In Chipcore, LLC v. Leadership Circle Energy LLC, the Wyoming Chancery Court concluded that certain terms of an oil and gas contract—“capable of producing,” “equipped for production,” and “production”—were ambiguous. The contract was silent as to their meanings. These terms identified three phases of incurred costs, each of which allocated costs differently. The second phase covered the costs to “drill, complete, and equip wells for production.” The working interest owners (WIOs) were to pay all phase two costs. Phase three included all costs after production commenced, which were to be split between the WIOs and the operator.
The question was whether any production—though not in paying quantities—was enough to initiate phase three and the associated cost sharing. The operator contended that without paying quantities, it was not obligated to pay any costs including those associated with plugging and reclaiming the wells. After concluding that the text alone was ambiguous, the court permitted extrinsic evidence to resolve the matter. However, the movants submitted only unsigned affidavits from non-expert witnesses and Wyoming Oil and Gas Conservation Commission reports. Neither were adequate to remove all doubt as to the meaning of the agreements and the court denied summary judgment.
C. Administrative Developments
The Board of Land Commissioners promulgated rules for 2024 Wyoming Session Law 64, which relates to the Director’s responsibility to ensure the qualifications of a bidder for an oil and gas lease. The Board defined a “qualified bidder” to mean a “person, entity, or agent thereof, engaged in any phase of exploration for, or production of Oil and Gas as a primary component of their business.”
In In the Matter of the Appeal of Pacificorp, the State Board of Equalization overturned a 2023 determination of the Department of Revenue, finding that electricity used to power horizontal, submersible pumps fit the meaning of “the transportation business” for purposes of taxation under Wyo. Stat. Ann. § 39-15-105(a)(iii)(E). This order follows a 2023 Board order, which had already interpreted § 39-15-105(a)(iii)(E) to include such use. The Department subsequently disregarded the 2023 interpretation and denied the refund associated with this use of electricity.
Wyoming law imposes a sales tax on “the sales price paid for all services and tangible personal property used in rendering services to real or tangible personal property within an oil or gas well site.” The Board considered electricity to be personal property. Property is, however, exempt from this tax when it is involved in the “[s]ales of power or fuel to a person engaged in the transportation business.”

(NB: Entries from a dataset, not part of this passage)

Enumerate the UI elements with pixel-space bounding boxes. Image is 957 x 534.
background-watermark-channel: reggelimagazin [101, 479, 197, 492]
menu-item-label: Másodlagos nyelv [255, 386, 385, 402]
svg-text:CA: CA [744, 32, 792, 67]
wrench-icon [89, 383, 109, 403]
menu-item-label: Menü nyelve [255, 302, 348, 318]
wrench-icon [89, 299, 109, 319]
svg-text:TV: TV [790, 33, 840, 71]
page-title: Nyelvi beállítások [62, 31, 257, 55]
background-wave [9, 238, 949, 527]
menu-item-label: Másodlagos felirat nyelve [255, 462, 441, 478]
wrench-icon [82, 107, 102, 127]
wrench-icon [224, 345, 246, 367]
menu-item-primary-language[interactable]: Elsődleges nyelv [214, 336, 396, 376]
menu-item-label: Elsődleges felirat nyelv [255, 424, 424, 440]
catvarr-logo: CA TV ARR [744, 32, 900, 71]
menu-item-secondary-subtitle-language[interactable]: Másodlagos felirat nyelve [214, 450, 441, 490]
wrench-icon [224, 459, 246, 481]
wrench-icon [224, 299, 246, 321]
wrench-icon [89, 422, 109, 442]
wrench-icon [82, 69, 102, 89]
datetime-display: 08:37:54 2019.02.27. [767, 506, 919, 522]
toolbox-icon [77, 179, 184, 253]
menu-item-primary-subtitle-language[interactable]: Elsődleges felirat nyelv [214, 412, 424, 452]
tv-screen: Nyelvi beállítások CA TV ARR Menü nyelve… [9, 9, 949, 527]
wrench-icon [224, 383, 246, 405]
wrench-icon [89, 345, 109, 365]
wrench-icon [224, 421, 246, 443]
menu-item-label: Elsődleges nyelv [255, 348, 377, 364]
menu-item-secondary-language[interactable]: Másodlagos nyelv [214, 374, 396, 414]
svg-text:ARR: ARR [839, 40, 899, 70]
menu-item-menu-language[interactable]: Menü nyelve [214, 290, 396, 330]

The Board looked to the Wyoming Supreme Court’s definition of “engaged in a trade of business” to interpret § 39-15-105(a)(iii)(E). The phrase requires only that 1) “the taxpayer must be involved in the activity with continuity and regularity;” and 2) “the taxpayer’s primary purpose for engaging in the activity must be for income or profit.” The Board concluded that the petitioner’s use of the electricity met these two requirements. The Board denied the Department’s attempt to add a third requirement—that “the transportation business must be an entity’s ‘predominant activity”—as unsupported by the plain statutory language and ordered the Department to issue the refund.